Hopes for first female president grow as front runner emerges ... in Singapore
Observers back parliamentary speaker Halimah Yacob after government confirms plans to reserve contest for ethnic Malays

Singapore’s parliamentary speaker Halimah Yacob is the front runner to be elected president in next year’s election, observers say, after the government confirmed plans to reserve the contest for ethnic Malays as part of a move to broaden minority representation in the ceremonial role.
“By the operation of the hiatus-triggered model, the next [presidential] election due next year will be a reserved election for Malay candidates,” Prime Minister Lee Hsien Loong told lawmakers in parliament on Tuesday afternoon.

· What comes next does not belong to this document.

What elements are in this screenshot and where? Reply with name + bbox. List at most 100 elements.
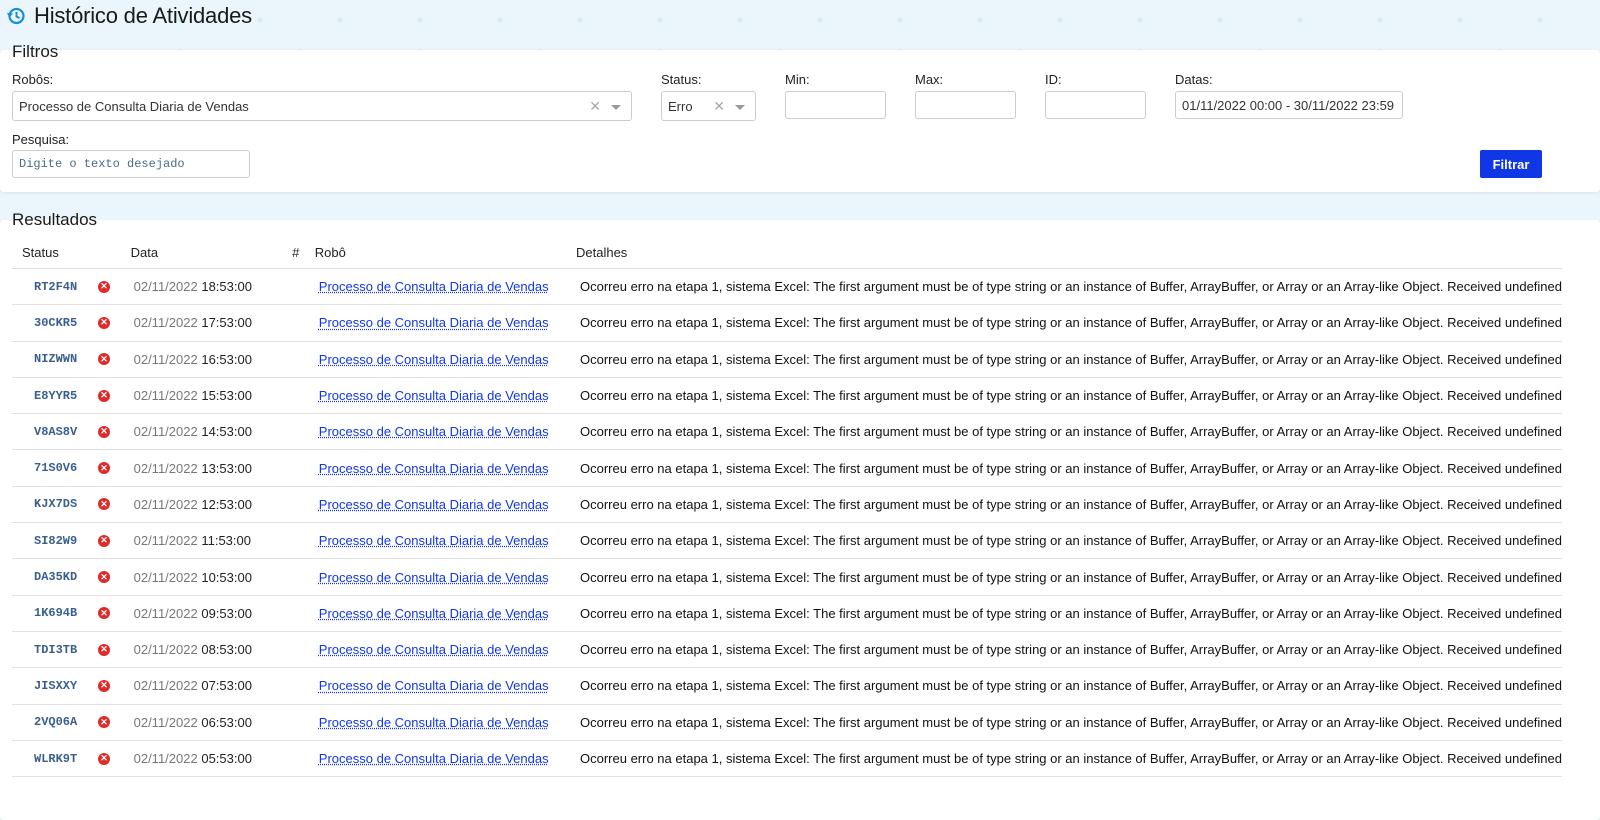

The so-called “hiatus-triggered model” was mooted in September by a constitutional commission headed by the chief justice and convened by Lee following concerns that an ethnic Malay has not held the presidency in the majority-Chinese country since 1970.
Some Singaporeans said the move was an elaborate plan to block Tan Cheng Bock, an ethnic Chinese government critic, from contesting the election. The ruling People’s Action Party (PAP) has vehemently denied this charge.
Under the new framework, the government has the prerogative to declare reserve elections if a person from a certain ethnic group is not elected president for five terms, or 30 years.